Holmes Quotes: The Individual Lawyer's Place in the Legal System

A friend of mine recently gave me Julius Marke's, The Holmes Reader (Oceana, 1955). This book contains a collection of Justice Oliver Wendell Holmes Jr.'s speeches and papers and is an excellent primer on some of Holmes' non-opinion work.

As I get into the book, I am struck by the number of excellent quotes from Justice Holmes, and I have decided to devote a series of posts to quotes that I find notably inspiring, striking, or surprising.
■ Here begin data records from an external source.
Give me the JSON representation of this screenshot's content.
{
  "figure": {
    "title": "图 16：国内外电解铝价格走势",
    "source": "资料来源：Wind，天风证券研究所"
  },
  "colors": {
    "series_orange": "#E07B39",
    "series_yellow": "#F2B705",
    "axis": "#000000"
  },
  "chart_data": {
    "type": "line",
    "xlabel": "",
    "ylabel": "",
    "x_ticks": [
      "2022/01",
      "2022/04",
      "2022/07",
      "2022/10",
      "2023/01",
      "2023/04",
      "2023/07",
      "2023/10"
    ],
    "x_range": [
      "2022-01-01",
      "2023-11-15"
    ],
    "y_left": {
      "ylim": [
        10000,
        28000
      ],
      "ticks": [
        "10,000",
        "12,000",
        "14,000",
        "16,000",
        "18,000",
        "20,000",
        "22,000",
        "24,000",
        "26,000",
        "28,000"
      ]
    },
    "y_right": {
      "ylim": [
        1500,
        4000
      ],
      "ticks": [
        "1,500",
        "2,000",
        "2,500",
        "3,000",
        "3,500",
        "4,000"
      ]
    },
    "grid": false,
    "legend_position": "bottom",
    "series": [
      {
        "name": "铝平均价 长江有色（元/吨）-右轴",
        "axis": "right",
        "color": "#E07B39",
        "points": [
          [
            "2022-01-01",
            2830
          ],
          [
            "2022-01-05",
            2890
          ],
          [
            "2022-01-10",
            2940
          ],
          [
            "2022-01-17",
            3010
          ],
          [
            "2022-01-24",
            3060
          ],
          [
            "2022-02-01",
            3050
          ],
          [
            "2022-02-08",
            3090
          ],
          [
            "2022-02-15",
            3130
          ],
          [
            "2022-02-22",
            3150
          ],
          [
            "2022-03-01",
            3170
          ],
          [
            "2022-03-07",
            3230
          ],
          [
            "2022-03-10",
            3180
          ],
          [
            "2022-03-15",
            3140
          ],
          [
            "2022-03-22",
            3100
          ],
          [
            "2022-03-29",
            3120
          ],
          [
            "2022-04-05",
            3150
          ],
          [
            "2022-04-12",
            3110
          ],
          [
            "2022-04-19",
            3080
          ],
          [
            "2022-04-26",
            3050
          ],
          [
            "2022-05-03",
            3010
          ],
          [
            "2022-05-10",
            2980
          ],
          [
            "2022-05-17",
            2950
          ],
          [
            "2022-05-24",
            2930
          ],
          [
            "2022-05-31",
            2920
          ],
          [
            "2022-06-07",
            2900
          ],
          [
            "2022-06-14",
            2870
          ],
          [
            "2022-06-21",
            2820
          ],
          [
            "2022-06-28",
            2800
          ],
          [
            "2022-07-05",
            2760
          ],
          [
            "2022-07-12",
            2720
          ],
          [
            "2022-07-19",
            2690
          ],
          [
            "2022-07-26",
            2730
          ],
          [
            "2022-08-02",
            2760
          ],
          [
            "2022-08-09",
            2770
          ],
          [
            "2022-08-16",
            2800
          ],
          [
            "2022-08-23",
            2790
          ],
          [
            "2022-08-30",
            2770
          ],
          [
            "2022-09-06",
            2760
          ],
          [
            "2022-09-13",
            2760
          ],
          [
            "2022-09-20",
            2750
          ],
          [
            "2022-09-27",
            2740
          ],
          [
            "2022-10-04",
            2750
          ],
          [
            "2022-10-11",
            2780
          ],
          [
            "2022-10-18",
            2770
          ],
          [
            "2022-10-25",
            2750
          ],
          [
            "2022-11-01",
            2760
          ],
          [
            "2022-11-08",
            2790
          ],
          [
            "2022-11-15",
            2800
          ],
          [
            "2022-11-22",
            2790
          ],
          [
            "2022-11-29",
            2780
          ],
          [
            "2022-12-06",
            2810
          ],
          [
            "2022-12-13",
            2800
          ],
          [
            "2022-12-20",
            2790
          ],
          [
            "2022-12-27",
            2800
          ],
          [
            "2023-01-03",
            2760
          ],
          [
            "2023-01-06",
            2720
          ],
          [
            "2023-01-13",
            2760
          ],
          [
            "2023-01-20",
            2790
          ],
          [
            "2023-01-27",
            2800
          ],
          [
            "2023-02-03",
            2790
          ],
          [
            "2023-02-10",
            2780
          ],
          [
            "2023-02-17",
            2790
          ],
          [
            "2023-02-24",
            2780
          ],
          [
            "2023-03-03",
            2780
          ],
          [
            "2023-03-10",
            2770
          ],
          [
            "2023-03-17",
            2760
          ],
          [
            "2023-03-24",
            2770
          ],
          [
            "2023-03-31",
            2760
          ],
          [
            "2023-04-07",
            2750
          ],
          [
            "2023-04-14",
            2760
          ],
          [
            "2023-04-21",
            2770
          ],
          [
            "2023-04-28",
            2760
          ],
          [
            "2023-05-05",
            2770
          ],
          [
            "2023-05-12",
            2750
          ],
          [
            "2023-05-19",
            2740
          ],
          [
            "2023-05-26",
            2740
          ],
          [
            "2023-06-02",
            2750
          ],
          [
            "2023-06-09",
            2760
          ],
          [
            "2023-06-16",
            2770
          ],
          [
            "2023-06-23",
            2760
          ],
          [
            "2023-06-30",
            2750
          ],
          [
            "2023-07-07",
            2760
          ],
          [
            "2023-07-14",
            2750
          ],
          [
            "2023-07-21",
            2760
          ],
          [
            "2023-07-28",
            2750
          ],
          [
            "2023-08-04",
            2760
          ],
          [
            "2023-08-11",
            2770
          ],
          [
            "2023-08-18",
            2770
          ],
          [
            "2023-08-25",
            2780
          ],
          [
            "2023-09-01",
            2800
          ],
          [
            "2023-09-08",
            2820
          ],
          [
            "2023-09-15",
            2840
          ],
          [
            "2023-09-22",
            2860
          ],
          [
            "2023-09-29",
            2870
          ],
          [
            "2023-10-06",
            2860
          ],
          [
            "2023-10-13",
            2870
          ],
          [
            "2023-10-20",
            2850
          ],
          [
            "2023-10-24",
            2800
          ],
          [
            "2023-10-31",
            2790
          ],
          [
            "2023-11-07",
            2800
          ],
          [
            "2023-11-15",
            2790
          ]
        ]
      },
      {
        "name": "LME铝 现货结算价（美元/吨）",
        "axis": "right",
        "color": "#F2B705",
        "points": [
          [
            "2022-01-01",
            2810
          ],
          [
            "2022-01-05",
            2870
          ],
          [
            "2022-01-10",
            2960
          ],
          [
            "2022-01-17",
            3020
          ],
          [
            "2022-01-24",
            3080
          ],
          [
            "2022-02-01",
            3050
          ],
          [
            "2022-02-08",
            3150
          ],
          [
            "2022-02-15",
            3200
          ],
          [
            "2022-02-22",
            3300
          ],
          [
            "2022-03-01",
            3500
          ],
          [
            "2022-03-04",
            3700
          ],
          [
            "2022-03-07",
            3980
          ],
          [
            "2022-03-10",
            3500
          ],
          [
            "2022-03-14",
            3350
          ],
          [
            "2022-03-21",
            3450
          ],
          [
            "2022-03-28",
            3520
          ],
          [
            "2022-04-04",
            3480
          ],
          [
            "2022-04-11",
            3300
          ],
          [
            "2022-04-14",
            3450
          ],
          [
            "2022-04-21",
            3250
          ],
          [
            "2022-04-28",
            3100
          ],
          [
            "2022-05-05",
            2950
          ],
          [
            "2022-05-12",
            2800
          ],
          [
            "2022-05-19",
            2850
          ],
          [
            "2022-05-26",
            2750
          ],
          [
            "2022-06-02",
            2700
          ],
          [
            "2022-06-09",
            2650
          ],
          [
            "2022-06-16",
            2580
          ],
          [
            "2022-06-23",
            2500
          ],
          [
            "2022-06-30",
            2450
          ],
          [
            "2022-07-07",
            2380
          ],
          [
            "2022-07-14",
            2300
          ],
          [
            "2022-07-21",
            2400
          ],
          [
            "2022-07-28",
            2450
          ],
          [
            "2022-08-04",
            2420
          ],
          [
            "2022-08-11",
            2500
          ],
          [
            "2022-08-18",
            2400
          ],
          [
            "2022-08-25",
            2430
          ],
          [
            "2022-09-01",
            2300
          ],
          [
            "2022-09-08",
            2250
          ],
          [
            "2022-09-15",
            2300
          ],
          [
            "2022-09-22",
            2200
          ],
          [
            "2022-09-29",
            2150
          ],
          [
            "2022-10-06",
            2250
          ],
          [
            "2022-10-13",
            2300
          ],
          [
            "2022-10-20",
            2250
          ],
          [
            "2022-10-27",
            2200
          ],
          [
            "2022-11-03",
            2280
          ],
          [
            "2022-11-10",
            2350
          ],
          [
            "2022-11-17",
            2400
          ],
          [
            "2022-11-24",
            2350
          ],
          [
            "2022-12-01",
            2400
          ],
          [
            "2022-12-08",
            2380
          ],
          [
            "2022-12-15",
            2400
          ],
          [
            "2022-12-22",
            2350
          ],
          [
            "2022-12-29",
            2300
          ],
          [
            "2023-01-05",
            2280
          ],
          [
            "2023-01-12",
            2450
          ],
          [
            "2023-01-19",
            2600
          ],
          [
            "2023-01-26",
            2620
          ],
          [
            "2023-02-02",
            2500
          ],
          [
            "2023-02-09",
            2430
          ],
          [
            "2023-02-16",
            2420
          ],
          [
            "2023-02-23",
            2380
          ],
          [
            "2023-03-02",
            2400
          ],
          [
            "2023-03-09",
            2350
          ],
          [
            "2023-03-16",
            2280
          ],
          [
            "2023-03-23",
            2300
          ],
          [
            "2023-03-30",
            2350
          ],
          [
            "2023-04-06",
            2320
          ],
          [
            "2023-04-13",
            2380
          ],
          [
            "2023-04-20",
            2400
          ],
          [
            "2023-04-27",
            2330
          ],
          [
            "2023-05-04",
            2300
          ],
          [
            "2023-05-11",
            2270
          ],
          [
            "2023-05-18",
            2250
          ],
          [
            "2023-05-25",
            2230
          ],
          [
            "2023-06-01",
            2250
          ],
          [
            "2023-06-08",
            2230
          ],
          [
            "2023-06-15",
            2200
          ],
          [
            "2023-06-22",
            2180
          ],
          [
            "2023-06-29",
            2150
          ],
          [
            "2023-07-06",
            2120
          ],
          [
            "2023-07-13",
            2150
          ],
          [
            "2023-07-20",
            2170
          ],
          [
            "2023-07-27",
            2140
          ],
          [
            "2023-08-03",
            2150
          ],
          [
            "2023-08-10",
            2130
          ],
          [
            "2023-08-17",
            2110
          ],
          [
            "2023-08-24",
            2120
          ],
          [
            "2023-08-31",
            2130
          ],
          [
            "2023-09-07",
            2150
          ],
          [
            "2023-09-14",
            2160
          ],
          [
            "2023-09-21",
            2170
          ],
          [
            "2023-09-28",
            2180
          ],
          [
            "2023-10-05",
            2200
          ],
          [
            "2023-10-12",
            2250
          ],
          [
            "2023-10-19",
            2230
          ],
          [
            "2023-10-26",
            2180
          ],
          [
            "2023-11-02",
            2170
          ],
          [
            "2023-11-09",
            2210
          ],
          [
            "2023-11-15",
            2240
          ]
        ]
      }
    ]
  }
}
The first quote in this series falls into the inspiring genre, and reflects Holmes' view of the individual lawyer's role in the broader legal system:

The glory of lawyers, like that of men of science, is more corporate than individual. Our labor is an endless organic process. The organism whose being is recorded and protected by the law is the undying body of society. When I hear that one of the builders has ceased his toil, I do not ask what statute he has placed upon some conspicuous pedestal, but I think of the mighty whole, and say to myself, He has done his part to help the mysterious growth of the world along its inevitable lines towards its unknown end.

(From Arthur Dehon Hill, Oliver Wendell Holmes, Justice of the Supreme Court of the United States, 39 Harvard Graduates Magazine 265-289 (March, 1931)) (Reader pp. 12-13).